L'UCC Méditerranée, syndicat professionnel qui regroupe 70 agences de communication du sud-est de la France, a lancé une campagne de publicité pour alerter élus et grand public sur les conditions (douteuses) des appels d'offres publics "qui ne respectent pas le travail, la déontologie et l'investissement des agences-conseils de la région". Cette campagne vise les récentes décisions prises par l'Office de Tourisme de la Ville de Nice - une consultation déclarée sans suite pour "disparition du besoin public" (sic) – et par la Communauté Urbaine Nice Côte d'Azur – une consultation sur la communication "développement durable" déclarée elle aussi sans suite (et pour laquelle Sidièse avait concouru). Le communiqué de l'UCC tape fort : "Faire travailler ainsi de façon inutile des entreprises dans un contexte de crise économique relève d'une certaine désinvolture et d'une grande méconnaissance des contraintes auxquelles les agences-conseil de la région sont confrontées".

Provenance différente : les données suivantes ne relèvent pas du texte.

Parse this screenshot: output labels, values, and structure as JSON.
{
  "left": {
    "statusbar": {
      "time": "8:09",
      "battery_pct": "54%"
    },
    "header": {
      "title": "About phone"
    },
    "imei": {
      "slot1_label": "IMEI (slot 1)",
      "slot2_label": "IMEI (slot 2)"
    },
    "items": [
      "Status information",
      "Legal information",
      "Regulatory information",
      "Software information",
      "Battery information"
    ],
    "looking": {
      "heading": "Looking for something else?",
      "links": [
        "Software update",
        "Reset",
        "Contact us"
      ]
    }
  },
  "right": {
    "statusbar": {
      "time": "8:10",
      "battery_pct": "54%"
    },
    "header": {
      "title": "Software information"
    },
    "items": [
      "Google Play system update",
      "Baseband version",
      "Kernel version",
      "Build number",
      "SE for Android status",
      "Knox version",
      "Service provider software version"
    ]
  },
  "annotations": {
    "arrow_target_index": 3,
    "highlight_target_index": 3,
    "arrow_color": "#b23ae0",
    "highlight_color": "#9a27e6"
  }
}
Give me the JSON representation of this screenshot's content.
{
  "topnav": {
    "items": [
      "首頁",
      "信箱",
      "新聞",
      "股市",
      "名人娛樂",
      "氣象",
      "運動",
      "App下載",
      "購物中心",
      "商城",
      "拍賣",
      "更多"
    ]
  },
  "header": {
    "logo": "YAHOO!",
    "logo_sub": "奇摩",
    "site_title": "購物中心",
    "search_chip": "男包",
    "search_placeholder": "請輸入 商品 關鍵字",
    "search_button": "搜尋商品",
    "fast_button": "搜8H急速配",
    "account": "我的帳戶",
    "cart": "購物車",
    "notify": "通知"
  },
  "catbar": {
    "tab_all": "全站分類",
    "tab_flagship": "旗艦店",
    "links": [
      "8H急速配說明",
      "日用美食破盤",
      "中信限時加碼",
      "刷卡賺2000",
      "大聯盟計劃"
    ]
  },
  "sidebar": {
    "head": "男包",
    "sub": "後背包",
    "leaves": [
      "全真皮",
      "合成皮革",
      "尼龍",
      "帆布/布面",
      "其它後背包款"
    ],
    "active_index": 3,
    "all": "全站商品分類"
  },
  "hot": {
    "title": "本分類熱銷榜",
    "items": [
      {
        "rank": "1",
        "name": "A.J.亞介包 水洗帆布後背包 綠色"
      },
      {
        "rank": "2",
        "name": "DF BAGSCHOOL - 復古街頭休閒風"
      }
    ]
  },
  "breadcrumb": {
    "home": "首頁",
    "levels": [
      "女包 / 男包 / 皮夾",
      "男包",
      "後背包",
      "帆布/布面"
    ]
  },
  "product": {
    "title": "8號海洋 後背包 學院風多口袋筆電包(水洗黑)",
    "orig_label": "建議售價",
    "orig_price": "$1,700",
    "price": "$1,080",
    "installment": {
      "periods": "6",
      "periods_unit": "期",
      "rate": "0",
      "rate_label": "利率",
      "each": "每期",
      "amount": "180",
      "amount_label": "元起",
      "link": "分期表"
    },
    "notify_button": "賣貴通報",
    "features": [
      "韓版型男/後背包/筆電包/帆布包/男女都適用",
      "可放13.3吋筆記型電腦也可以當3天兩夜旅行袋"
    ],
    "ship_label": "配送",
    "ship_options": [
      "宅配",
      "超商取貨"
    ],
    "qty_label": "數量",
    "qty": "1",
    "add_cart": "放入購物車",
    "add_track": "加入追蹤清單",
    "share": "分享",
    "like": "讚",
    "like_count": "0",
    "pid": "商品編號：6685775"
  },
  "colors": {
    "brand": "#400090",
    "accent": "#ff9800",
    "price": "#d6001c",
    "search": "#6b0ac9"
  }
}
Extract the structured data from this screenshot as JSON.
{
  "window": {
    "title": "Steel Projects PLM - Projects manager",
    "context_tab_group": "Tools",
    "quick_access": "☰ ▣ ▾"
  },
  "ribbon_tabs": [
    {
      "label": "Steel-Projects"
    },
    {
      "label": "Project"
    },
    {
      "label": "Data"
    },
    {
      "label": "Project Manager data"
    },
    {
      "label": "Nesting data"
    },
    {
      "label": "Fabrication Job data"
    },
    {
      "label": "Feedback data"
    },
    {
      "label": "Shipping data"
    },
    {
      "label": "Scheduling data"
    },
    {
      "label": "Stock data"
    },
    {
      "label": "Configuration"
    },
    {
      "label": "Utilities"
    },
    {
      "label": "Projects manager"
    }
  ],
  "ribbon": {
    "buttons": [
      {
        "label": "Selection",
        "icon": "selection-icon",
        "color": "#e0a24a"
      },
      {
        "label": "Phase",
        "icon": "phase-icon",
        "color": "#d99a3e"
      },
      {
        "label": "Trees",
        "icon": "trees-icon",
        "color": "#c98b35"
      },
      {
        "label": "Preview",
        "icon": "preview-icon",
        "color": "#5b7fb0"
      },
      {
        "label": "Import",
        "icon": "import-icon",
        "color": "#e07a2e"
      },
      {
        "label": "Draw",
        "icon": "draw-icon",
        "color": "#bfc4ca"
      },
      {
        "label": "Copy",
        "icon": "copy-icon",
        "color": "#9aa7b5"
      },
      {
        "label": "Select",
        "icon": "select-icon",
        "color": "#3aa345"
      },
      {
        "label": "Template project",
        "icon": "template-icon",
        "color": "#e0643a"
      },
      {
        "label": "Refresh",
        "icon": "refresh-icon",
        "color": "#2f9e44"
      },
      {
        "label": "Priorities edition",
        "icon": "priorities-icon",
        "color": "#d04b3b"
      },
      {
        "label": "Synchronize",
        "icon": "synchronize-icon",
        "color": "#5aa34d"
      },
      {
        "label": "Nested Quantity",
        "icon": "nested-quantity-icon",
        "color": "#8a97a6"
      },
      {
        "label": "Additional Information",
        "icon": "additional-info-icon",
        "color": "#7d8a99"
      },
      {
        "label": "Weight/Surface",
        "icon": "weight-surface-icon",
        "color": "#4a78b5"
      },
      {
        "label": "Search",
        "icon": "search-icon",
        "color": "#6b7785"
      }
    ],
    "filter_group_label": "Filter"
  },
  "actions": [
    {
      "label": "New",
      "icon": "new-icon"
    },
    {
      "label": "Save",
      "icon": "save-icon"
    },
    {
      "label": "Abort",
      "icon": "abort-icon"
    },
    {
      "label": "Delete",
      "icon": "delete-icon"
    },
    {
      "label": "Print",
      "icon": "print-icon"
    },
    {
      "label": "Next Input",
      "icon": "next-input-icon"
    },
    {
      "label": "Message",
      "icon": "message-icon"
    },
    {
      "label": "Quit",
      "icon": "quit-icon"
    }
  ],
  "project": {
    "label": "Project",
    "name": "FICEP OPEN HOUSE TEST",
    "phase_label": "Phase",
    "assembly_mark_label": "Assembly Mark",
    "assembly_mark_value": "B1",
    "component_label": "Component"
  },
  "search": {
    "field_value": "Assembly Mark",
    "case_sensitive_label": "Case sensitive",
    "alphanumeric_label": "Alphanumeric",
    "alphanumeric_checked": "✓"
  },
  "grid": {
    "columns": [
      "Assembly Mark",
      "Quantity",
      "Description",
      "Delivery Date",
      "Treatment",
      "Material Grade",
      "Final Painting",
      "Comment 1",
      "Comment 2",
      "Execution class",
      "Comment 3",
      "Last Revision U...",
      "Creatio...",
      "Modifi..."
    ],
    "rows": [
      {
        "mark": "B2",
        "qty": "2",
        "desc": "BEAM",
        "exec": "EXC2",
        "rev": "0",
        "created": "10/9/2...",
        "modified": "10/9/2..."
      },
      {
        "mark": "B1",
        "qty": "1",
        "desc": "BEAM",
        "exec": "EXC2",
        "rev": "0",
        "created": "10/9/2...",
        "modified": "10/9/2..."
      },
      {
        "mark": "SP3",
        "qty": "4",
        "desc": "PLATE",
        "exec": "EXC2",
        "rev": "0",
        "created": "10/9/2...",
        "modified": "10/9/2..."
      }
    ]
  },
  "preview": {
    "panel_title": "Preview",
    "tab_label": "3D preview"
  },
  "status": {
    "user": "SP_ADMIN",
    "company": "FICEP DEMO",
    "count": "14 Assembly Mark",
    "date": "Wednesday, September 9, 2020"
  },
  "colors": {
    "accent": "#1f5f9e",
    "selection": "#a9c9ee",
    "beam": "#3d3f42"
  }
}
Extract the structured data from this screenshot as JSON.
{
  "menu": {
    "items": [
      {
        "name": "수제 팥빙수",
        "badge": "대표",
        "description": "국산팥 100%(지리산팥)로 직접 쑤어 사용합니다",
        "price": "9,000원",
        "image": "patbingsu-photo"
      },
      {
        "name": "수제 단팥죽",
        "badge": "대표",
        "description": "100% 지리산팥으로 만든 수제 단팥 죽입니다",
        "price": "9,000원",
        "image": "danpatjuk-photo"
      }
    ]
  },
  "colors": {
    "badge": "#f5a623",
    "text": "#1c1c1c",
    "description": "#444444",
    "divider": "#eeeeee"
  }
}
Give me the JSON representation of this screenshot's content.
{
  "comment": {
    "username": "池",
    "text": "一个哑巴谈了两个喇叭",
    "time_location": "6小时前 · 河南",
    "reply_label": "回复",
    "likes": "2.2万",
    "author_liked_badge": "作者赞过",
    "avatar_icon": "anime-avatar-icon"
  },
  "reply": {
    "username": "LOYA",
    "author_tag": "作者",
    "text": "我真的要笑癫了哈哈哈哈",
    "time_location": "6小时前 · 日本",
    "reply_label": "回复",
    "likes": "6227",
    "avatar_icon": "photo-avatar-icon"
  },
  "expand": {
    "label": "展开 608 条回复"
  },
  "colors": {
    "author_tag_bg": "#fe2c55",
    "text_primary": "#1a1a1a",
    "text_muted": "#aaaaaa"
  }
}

Le pire de l'histoire est sans doute que Nice Matin a refusé la parution de l' annonce au motif qu’elle était trop polémique !
L’Union des Conseils en Communication (UCC Méditerranée) par la voix de son Président Philippe Français, s'étonne de cette attitude peu confraternelle : "tous les acteurs de la communication dans la région ont intérêt à professionnaliser les relations entre agences et annonceurs. L'attitude des responsables de la Mairie de Nice et du Conseil Général des Alpes Maritimes ainsi que cet interdit de la part d'un grand média n'y contribuent pas."